Quand Pansy se retourne, elle trouve Tracey et Daphné la regardant fixement : Tracey dans une confusion totale, Daphné avec un regard entendu.
« C’était quoi, ça ? s’exclame Tracey. »
***
« Tu te soucies encore vraiment des traîtres à leur sang ? demande Potter quand il la voit dans le couloir quelques jours plus tard.
– C'est sur ça que tu te concentres en ce moment ? »
Elle se sent déçue, sans trop savoir pourquoi.
Il continue, nullement découragé.
« Alors ?
–Tu es stupide à ce point ? Je suis pratiquement une traîtresse à mon sang moi-même. Ou juste une bonne vieille traîtresse. Je n'ai pas le temps de m’intéresser à ce que font les autres. Tu n’as jamais entendu parler de quelque chose appelé faire semblant ? »
Dès qu'elle a fini de parler, elle réalise que c'est vrai.

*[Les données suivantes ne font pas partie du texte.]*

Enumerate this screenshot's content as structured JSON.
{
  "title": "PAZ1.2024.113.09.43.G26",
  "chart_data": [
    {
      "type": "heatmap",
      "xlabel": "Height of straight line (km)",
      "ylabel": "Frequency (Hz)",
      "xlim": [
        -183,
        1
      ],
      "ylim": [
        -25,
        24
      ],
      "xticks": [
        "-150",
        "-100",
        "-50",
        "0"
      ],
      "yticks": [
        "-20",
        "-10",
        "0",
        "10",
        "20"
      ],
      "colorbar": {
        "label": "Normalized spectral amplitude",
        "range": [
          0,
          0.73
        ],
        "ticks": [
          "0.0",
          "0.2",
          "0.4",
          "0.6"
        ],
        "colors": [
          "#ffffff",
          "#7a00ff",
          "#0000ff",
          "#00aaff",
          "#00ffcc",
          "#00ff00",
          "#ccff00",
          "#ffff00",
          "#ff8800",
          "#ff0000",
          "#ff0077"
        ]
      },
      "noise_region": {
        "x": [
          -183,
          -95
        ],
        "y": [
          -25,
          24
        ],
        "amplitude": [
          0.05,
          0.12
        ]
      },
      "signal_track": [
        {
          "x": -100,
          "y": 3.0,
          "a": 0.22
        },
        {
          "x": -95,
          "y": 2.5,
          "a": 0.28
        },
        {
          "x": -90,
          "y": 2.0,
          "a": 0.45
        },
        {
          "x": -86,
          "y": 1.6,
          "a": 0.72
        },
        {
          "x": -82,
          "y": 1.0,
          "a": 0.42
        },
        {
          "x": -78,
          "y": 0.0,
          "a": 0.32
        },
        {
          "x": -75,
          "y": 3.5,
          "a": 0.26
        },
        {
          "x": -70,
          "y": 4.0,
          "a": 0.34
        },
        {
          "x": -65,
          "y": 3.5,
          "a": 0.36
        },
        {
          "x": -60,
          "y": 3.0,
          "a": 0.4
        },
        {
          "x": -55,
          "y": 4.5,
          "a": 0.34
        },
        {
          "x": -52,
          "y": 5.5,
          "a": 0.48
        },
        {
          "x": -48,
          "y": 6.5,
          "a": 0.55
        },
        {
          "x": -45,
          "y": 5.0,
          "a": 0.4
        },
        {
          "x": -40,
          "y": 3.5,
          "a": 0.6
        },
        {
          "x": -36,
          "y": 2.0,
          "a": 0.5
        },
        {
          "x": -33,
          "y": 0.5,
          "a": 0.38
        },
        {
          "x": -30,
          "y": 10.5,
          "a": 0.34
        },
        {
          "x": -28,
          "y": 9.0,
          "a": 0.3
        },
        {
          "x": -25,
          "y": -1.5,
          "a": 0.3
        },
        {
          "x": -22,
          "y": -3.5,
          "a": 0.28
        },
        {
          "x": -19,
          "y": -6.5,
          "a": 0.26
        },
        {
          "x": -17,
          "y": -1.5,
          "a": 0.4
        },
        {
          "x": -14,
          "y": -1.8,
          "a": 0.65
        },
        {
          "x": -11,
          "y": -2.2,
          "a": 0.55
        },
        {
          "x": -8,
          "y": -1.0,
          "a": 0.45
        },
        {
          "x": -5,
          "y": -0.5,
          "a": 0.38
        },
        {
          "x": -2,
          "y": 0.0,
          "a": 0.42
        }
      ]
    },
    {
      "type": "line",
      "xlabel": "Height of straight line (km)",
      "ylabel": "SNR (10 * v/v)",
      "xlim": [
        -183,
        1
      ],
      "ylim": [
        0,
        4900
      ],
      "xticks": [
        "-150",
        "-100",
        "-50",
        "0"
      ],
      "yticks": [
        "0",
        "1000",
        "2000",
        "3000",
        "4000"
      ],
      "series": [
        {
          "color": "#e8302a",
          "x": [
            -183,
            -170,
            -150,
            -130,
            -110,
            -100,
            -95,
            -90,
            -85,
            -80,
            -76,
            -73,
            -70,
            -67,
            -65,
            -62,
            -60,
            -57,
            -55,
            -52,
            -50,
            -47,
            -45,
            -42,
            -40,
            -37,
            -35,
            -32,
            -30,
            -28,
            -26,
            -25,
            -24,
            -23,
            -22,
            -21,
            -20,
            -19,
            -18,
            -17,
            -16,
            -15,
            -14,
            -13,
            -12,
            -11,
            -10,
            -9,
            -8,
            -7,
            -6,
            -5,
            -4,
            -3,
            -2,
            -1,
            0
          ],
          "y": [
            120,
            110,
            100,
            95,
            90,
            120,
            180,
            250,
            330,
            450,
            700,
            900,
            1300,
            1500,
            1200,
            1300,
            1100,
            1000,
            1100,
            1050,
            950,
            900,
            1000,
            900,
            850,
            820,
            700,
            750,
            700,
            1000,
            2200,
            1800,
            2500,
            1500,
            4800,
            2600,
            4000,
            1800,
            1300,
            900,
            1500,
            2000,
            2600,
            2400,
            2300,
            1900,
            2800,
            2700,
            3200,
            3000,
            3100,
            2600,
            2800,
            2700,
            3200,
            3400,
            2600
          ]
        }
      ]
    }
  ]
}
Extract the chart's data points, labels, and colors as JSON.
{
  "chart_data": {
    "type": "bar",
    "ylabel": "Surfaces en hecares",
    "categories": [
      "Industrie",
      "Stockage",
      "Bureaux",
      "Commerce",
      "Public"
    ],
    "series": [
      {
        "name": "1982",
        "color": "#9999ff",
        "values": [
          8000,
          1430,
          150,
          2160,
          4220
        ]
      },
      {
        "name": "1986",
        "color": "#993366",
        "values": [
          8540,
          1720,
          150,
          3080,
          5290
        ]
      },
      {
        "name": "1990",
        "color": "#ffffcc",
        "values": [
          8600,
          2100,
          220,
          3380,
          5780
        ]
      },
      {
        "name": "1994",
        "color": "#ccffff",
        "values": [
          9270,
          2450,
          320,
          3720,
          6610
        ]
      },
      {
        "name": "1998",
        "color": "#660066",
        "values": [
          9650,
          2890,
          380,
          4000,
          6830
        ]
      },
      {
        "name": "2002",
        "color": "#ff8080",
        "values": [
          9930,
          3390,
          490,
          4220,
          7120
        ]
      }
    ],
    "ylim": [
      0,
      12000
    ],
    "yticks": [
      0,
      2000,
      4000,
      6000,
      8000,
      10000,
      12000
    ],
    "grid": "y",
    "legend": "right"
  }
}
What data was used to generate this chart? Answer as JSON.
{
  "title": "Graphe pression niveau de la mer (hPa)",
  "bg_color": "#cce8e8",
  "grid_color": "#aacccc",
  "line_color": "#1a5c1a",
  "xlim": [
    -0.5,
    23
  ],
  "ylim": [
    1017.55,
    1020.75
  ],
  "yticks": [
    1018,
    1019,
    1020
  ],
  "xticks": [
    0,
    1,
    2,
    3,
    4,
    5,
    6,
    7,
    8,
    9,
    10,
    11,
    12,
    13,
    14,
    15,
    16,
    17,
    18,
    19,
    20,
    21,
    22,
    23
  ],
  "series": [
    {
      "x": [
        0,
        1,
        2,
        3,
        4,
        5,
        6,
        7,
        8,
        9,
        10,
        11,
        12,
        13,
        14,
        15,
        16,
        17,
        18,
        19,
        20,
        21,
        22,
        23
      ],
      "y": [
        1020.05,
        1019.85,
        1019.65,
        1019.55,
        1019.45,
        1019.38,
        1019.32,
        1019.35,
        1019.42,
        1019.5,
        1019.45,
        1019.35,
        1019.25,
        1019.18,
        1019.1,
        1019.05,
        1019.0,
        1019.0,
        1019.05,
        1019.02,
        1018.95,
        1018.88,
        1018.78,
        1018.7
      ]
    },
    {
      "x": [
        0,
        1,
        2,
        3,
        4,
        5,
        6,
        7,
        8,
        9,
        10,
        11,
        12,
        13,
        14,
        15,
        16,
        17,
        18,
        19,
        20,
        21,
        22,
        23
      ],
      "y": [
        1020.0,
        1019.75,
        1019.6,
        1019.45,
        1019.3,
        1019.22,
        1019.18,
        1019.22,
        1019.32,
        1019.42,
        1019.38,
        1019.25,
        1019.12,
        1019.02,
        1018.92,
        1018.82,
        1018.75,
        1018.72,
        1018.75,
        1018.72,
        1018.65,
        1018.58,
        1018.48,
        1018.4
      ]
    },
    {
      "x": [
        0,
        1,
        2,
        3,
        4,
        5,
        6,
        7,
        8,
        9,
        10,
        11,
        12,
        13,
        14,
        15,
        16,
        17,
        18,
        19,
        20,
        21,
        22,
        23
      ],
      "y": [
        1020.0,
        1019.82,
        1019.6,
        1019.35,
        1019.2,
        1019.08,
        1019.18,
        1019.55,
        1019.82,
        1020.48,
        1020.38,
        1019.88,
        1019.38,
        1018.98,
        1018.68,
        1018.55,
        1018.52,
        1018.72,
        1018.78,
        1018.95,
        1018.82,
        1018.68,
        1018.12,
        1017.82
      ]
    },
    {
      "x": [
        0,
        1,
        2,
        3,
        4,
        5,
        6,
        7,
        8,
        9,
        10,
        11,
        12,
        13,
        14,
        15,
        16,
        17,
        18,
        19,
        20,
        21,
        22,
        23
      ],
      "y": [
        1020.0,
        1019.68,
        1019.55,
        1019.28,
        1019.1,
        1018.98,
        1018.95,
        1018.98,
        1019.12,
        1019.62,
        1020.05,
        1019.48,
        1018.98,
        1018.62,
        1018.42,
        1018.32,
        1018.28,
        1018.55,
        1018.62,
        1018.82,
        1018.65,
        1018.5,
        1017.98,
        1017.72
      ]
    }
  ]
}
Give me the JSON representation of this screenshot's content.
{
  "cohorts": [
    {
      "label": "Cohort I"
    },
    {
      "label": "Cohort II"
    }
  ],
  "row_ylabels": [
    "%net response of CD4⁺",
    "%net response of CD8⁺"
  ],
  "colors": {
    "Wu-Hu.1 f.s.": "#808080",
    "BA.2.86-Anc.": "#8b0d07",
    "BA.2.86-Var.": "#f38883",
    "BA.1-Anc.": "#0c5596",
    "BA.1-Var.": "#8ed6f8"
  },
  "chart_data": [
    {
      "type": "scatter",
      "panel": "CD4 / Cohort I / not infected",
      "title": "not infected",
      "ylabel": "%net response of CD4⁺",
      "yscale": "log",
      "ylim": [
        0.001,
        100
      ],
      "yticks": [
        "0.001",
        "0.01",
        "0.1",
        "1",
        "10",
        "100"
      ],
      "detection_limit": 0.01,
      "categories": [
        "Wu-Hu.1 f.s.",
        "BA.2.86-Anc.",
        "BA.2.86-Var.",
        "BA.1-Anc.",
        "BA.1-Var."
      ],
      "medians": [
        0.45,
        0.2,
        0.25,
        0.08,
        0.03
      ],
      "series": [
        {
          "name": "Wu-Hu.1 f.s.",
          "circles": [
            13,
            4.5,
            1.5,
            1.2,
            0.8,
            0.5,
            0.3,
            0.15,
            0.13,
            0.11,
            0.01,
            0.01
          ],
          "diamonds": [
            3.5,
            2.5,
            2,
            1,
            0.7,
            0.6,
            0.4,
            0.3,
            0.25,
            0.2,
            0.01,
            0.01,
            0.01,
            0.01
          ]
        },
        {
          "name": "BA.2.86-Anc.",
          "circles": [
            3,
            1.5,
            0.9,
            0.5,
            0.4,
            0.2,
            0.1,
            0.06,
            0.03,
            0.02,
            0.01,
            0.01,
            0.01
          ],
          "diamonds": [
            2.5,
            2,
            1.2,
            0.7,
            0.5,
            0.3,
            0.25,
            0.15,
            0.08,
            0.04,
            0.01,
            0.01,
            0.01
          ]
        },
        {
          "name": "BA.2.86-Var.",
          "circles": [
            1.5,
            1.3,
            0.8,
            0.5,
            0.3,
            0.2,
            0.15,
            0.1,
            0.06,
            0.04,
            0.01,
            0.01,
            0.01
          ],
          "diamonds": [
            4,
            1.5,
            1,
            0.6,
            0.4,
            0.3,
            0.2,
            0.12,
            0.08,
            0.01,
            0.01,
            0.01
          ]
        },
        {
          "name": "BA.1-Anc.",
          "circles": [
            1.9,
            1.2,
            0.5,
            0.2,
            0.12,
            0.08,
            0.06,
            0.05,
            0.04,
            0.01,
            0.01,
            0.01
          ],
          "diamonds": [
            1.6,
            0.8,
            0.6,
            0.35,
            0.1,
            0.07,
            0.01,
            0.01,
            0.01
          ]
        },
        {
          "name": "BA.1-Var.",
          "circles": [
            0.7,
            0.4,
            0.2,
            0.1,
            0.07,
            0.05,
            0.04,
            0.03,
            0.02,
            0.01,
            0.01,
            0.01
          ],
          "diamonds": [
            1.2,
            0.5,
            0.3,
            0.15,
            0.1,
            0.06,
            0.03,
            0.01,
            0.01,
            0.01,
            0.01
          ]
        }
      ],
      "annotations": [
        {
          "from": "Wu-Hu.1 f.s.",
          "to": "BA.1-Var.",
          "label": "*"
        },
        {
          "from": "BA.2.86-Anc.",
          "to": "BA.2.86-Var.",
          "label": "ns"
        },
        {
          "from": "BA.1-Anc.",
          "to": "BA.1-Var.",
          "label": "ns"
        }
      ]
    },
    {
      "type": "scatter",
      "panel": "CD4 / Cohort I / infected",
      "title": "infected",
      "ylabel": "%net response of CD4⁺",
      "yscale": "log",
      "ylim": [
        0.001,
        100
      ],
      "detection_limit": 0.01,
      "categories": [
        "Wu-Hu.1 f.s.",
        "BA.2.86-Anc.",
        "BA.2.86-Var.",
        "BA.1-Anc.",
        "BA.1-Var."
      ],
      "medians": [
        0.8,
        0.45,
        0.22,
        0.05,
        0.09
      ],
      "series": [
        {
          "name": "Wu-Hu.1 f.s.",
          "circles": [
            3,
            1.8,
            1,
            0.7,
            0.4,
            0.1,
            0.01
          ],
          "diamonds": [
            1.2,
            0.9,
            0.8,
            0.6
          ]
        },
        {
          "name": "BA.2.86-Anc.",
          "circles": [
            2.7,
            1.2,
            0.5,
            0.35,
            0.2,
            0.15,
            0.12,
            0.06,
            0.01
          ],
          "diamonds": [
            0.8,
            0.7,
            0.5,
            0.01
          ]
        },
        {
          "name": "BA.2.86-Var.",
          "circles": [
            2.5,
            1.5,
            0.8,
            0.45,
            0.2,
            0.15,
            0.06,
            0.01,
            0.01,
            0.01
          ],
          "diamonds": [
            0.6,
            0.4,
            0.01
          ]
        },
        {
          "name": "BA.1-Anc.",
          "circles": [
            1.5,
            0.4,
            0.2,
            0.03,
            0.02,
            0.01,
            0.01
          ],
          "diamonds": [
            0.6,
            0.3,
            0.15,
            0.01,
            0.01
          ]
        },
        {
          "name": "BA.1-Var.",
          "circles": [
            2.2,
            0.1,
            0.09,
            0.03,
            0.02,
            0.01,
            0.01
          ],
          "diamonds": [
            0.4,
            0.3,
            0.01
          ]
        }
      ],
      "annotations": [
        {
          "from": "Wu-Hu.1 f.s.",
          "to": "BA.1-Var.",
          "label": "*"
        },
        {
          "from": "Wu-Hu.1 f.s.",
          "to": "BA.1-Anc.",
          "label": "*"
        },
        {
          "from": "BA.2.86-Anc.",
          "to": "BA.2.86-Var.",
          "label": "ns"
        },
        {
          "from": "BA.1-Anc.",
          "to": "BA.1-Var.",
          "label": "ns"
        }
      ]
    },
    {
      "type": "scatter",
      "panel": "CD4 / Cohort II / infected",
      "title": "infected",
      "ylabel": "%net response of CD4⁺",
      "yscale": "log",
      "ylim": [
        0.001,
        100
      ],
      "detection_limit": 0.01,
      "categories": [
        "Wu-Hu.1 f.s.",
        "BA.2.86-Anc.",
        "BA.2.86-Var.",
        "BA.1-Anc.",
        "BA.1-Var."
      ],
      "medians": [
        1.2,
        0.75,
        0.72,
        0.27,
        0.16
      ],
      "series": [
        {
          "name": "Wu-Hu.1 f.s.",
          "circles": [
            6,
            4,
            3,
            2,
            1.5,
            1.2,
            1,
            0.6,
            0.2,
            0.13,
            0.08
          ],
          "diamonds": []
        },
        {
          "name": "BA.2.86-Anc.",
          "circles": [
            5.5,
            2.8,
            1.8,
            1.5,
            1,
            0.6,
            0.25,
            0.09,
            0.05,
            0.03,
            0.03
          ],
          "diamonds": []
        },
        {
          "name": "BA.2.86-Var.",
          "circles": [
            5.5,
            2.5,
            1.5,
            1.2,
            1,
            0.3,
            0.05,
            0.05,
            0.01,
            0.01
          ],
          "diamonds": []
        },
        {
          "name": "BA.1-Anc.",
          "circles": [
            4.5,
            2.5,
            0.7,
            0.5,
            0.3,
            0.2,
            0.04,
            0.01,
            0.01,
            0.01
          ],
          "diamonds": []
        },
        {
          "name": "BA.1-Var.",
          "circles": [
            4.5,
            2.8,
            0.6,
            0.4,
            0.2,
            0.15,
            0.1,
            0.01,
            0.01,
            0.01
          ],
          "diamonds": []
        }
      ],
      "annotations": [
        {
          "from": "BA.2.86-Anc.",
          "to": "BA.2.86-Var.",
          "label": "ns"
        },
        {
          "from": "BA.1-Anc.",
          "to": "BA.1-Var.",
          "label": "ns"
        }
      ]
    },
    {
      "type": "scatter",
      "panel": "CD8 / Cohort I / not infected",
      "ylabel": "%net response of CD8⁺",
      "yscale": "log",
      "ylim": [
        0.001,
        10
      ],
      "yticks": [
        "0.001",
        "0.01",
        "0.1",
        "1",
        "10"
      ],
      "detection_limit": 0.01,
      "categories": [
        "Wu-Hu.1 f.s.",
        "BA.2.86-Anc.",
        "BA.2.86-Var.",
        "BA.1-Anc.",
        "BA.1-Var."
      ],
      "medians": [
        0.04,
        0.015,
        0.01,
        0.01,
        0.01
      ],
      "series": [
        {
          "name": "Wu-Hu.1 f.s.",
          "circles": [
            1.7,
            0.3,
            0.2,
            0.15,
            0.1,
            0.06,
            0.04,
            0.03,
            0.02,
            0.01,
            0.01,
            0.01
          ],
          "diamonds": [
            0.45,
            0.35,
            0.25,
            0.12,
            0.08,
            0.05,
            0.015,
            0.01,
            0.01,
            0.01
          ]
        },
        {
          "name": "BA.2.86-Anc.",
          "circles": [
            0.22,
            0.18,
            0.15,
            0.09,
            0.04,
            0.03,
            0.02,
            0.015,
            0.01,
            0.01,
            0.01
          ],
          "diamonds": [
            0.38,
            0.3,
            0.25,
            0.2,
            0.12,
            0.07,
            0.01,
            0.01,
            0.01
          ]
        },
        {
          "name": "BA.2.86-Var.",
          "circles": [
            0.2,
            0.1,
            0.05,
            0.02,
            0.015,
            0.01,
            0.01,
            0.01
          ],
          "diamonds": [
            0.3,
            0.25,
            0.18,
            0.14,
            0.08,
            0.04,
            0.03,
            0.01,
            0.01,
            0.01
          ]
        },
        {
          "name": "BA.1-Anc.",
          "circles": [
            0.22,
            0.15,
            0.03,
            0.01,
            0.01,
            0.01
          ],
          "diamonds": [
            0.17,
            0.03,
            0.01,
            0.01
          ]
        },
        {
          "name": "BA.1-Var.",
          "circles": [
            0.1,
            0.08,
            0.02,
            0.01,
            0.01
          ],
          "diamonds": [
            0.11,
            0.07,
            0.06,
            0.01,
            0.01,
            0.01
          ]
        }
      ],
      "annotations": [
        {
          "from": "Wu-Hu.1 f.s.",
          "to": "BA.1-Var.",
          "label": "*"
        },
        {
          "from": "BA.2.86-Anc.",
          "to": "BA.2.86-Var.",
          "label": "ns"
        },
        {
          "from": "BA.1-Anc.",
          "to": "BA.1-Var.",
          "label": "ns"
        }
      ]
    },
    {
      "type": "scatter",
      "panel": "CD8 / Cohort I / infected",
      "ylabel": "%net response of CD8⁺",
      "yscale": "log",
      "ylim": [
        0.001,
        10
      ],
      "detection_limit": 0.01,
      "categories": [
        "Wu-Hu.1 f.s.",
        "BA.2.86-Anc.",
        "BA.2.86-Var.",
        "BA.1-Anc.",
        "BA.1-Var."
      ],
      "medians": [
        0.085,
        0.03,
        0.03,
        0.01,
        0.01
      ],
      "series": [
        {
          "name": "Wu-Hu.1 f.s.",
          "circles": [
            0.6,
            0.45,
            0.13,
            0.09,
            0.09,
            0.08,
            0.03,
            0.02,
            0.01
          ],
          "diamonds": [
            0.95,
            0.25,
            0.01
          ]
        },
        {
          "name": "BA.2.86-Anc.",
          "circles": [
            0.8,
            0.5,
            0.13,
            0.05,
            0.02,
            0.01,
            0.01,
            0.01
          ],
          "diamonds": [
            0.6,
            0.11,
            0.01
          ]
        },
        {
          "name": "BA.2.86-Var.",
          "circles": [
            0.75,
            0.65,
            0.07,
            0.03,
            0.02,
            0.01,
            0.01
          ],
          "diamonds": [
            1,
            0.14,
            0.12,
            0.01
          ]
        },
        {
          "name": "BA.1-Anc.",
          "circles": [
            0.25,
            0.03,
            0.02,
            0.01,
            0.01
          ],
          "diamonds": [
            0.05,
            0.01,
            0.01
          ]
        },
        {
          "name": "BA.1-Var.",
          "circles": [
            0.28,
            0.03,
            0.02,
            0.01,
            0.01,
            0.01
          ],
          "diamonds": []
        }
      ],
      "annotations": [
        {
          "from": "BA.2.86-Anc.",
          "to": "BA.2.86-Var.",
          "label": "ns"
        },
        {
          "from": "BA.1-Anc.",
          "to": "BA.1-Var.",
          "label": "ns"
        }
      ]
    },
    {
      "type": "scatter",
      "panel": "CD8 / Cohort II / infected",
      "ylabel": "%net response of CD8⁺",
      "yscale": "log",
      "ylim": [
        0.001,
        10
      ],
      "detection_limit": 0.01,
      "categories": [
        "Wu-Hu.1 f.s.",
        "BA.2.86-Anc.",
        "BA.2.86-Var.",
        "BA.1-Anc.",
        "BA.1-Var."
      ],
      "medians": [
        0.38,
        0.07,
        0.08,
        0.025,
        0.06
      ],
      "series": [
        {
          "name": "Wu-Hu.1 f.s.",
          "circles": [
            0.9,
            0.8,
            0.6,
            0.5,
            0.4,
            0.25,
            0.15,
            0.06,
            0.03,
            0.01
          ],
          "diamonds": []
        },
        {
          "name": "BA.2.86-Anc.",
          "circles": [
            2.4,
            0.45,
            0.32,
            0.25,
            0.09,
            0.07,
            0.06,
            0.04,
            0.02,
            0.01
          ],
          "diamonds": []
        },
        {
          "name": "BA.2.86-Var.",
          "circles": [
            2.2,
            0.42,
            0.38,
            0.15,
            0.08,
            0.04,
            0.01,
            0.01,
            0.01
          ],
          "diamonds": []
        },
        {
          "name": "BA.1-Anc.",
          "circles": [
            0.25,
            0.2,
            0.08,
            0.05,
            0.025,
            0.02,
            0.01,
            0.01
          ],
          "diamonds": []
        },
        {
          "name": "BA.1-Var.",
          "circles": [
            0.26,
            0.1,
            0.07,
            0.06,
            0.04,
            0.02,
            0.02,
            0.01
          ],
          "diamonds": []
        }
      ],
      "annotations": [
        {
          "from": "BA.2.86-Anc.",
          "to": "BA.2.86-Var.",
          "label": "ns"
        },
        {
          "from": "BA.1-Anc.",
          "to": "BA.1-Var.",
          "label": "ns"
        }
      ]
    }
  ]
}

Une partie d'elle s'attendait à ce qu'il voie à travers son jeu et ses mensonges. Il est censé l'entendre prononcer les mots "traître", regarder de haut ou rire d'une blague stupide et savoir que.. : Pansy Parkinson la princesse de Serpentard n'est qu'une actrice jouant le rôle qu'elle doit jouer et que Pansy, la fille, est tout autre chose.
Quand a-t-elle commencé à attendre des choses de sa part ?
Son visage exprime une étrange expression.
« Tu n'es pas une traîtresse. Je veux dire, je ne sais pas pour le truc du traître à son sang, mais tu n’es pas une traîtresse... »
Satanés Gryffondor avec leurs satanés rêves.
« Bien sûr que je le suis. Je trahis Drago, ma maison, ma famille. Tu sais ce que les gens diraient de moi ? Ce qu'ils feraient ?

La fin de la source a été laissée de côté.